Depuis octobre 2011, le site ReDigi propose un service peu commun : une place de marché pour la revente de fichiers musicaux d’occasion. Comme il le ferait pour un vieux livre ou un DVD, l’internaute peut, par l’intermédiaire du site, revendre ses fichiers « usagés » acquis légalement sur Itunes (exclusivement).
Début 2012, Capitol Records, soutenu par la Recording Industry Association of America (RIAA) attaque ReDigi arguant que cette dernière, par son intermédiation, contribue à des activités de contrefaçon.
Le nœud de l’affaire en l’espèce repose sur l’applicabilité de la « first sale doctrine », c’est-à-dire l’épuisement des droits de distribution après la première vente, plaidée par Redigi en vertu de la Section 109, Title 17 US Code. Intrinsèquement liée à la notion d’exemplaire, la question de l’épuisement des droits devient plus épineuse s’agissant d’exemplaires dématérialisés, reproductibles à l’infini.
Philosophiquement, l’activité de Redigi semble respecter les conditions de l’épuisement des droits. Par un système de vérification, le site contrôle la bibliothèque musicale de l’utilisateur et télécharge le fichier voulu sur la plateforme en prenant le soin de vérifier que ce dernier ne conserve pas de copie sur son disque dur. De la sorte, un transfert complet du fichier s’opère sans laisser de trace dans la mémoire d’origine. Ainsi, de la même manière que la revente d’un livre d’occasion de main à main, l’utilisateur perd la possession de son fichier musical. Ce fichier est stocké provisoirement sur la plateforme jusqu’à ce qu’un autre utilisateur l’achète.
Juridiquement, ces conditions sont impossibles à respecter sur Internet.
C’est ce qu’indique le juge de la District Court du Southern District of New York dans la décision Capitol Records, LLC v. ReDigi Inc. du 30 mars 2013, invoquant « les lois de la physique ». Il entend par là souligner que par nature, il n’est pas concevable techniquement qu’un même fichier puisse transiter ainsi sur internet. Il s’agit nécessairement d’une duplication. Bien que Redigi tente habilement de maquiller l’évidence en procédant comme s’il s’agissait d’un seul et même exemplaire (suppression sur le disque dur de l’utilisateur) le passage de la mémoire de l’ordinateur du revendeur au serveur de Redigi est une copie. Il en sera de même pour le téléchargement descendant vers l’acheteur.
Le transfert d’un exemplaire sur un nouvel espace de stockage est une copie. Il y a bien un acte de reproduction au sens du Copyright Act qui nécessite l’autorisation des ayants droits.
L’exigence s’étend naturellement à tout objet culturel numérique (livre, film etc.) et condamne toute possibilité de création de marchés de l’occasion pour ces biens dont la circulation sur les réseaux est irrémédiablement synonyme de copie. La notion d’exemplaire devient inepte, l’épuisement des droits quasiment inexistant.

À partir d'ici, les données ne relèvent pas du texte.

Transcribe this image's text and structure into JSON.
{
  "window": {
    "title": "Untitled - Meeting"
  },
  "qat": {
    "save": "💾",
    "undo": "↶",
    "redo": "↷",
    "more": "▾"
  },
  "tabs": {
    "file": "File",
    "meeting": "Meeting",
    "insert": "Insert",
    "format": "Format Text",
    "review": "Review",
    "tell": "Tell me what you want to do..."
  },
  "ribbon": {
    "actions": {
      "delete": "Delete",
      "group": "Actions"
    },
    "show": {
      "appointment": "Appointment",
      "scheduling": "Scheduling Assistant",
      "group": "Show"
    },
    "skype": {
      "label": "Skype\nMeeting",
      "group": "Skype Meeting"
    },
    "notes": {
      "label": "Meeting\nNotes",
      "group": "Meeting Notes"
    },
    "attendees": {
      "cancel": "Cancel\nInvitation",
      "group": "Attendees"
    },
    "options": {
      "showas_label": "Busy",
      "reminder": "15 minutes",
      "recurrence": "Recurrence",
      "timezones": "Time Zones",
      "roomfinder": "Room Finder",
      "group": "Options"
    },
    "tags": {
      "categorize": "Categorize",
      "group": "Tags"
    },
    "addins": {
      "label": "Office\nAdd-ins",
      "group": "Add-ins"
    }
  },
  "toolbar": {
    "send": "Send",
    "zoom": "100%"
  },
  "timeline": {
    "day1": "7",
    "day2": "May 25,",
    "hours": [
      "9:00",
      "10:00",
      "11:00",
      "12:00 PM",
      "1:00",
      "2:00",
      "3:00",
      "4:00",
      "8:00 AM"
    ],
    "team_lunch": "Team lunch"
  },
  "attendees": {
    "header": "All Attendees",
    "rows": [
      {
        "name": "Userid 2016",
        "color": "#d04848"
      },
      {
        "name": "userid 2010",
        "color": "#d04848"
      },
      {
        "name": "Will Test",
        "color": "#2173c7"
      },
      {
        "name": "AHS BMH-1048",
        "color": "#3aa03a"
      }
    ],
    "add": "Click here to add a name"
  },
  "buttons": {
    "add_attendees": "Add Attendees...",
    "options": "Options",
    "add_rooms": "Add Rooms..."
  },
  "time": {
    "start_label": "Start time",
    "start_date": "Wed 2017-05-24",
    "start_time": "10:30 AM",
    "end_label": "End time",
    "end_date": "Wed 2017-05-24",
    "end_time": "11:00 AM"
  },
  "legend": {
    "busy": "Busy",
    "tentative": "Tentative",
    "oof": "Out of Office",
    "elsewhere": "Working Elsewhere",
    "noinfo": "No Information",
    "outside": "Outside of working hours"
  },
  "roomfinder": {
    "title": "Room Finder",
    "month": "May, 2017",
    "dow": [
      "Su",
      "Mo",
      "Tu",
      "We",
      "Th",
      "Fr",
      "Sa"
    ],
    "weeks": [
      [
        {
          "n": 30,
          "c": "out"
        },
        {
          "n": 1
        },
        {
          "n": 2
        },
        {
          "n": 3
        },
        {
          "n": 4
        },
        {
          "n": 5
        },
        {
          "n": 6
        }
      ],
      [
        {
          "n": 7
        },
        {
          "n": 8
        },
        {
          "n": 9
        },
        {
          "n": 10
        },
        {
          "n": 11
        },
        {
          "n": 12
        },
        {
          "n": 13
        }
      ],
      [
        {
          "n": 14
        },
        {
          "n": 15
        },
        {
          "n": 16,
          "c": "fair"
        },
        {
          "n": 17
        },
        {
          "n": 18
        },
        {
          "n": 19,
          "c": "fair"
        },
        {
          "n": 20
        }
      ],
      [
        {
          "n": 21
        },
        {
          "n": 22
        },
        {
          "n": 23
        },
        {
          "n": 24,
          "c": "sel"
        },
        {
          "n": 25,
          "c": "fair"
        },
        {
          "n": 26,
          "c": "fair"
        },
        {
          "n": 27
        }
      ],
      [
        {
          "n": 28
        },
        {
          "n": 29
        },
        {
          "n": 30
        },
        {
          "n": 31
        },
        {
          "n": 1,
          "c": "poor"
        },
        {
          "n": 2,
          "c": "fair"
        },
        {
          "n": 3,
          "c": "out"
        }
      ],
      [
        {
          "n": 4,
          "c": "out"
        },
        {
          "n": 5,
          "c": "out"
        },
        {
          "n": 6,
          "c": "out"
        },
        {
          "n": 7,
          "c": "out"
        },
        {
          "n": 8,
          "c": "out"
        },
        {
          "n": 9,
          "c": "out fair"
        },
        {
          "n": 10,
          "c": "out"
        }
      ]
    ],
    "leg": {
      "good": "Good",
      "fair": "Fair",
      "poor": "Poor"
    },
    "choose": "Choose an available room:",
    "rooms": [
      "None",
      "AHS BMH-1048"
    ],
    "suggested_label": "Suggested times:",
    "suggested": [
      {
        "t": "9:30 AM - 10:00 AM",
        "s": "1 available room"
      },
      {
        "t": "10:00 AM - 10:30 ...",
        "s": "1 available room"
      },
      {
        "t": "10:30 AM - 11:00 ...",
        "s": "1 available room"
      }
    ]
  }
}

Ou plutôt, la revente de fichiers numériques d’occasion ne sera à l’avenir envisageable qu’avec l’accord des ayants droits. Il est à noter que l’entreprise Amazon a déposé au début de l’année un brevet pour une place de marché pour les fichiers numériques d’occasion.
Le service Redigi arrivera dans peu de temps en Europe et la question de sa conformité au droit européen finira par se poser.
La CJUE a admis l’épuisement du droit de distribution des copies de logiciels téléchargées définitivement à titre onéreux comme pour une copie vendue sur un support physique, dans la décision désormais très commentée UsedSoft GmbH contre Oracle International Corp du 3 juillet 2012. Malgré les particularités de la législation européenne concernant les programmes d’ordinateur et la spécificité de la décision du 3 juillet 2012, une extension aux autres œuvres numériques est-elle envisageable ?
Le débat est ouvert. Comme premier élément de réponse, il faut relever que le Parlement européen avait semblé entendre, dans les considérants la directive 2001/29/CE (considérant 29), que l’épuisement du droit de distribution ne devait s’appliquer que lorsque
la propriété incorporelle est incorporée à un support physique à savoir une marchandise, tout service en ligne constitue en fait un acte devant être soumis à autorisation dès lors que le droit d’auteur ou le droit voisin en dispose ainsi
Non reprise dans les dispositions de la directive, il reste à savoir si cette conception survivra ou si, dans une volonté de plus grande circulation de l’information, la Cour de Justice de l’Union Européenne passera outre.